The Saddledome is slated for demolition “as soon as is reasonably practical” following turnover of the new arena to the Flames. But there’s a unique provision in the deal that makes a lot of sense (via Postmedia): “The Flames have retained the right to approve any programming at the Saddledome that could be considered to be in competition with programming offered at the new arena, according to the contract.”

(The milestone dates for the construction phase itself aren’t defined in the documents, and will be hammered out once an architect is in place.)

Building size and comparables

The lot for the arena is approximately 6.9 acres in size. The primary arena facility is slated to be around 18,000 seats, with a maximum potential capacity of 19,000 seats.

The secondary (practice) arena will only be constructed if it won’t cause the project to go over the $550 million budget. If the Flames insist on it being built, it’ll be done (but expenses will be split 50/50 until the point where the city has paid its maximum $275 million towards the project, then it’ll be all on the Flames.)

The deal explicitly notes that comparable event centers are Little Caesars Arena (Detroit), T-Mobile Arena (Vegas), Rogers Place (Edmonton), Nationwide Arena (Columbus) and Xcel Energy Center (Minnesota). Little Caesars, Nationwide and Rogers Place were designed by HOK (or its predecessor firms), while T-Mobile and Xcel Energy Center were done by Populous (or its predecessors). Expect a building that looks shiny and seats around 18,500 for hockey.

Cost overruns

So what if the project runs over budget? Well, there are different provisions. Via CBC:

If the project goes over budget, the city and CSEC will first try to find savings before considering putting more money into its construction. If there is no agreement on a way forward, work on the project would continue “to the extent [it’s] commercially reasonable to do so.”

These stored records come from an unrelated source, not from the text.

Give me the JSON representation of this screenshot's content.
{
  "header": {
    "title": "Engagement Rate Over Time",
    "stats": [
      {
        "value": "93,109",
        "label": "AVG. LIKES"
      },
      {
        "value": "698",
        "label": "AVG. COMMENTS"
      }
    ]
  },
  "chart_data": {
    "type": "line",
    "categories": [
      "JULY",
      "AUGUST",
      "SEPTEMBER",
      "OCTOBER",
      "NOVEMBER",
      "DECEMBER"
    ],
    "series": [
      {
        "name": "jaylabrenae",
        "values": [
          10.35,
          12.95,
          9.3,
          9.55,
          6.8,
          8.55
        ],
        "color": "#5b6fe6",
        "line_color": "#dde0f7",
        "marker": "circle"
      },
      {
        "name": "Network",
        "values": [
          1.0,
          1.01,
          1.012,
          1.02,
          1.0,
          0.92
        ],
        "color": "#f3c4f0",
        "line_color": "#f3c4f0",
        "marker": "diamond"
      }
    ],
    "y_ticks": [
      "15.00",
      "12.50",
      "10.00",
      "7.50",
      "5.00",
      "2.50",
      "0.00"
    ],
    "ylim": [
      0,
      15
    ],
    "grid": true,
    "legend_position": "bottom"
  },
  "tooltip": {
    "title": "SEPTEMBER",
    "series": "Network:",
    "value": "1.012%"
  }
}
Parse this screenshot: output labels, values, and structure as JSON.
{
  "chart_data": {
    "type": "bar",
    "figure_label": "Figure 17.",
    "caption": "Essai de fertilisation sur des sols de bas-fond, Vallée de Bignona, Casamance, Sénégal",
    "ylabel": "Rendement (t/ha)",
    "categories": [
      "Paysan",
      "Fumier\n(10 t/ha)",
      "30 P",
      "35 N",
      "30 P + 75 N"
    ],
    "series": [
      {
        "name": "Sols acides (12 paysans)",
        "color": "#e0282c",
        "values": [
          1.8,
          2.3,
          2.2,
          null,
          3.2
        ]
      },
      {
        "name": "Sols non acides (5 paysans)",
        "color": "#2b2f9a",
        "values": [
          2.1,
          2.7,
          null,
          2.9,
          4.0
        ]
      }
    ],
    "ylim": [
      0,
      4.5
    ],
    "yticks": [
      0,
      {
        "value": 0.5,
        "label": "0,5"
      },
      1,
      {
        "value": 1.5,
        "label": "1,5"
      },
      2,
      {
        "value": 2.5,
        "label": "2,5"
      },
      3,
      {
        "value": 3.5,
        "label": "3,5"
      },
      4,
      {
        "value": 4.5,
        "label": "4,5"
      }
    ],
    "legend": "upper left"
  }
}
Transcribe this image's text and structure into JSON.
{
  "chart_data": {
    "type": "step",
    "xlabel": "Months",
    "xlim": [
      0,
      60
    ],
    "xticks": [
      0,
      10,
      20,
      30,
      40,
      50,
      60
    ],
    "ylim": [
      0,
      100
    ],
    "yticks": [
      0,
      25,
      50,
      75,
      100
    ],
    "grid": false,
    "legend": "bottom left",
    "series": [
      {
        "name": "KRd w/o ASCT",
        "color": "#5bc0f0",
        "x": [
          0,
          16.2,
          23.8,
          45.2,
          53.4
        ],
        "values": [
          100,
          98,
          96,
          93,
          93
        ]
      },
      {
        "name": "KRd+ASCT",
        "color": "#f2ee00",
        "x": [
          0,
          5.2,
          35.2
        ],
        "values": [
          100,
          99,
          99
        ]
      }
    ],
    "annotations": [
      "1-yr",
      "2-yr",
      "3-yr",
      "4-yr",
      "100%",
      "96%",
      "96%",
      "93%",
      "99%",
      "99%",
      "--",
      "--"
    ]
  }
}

There is the option for one of the parties to provide up to $25 million for cost overruns, which would force the other party to contribute half that amount in return. The city portion would be subject to council approval.

A weird quirk

Here’s an interesting distinction: The Flames are allowed to default from the agreement in the event the NHL pulls their franchise – there’s a provision in the NHL’s bylaws that allow that to occur, but I cannot recall it ever happening. But the Flames themselves are not allowed to relocate the franchise themselves prior to the new arena opening.

Generally speaking…

There aren’t a ton of big, scary surprises in the documents. The land swap provisions are still wonky and hard to follow, but the financial distinctions in terms of who’s responsible for what are pretty cleanly laid out.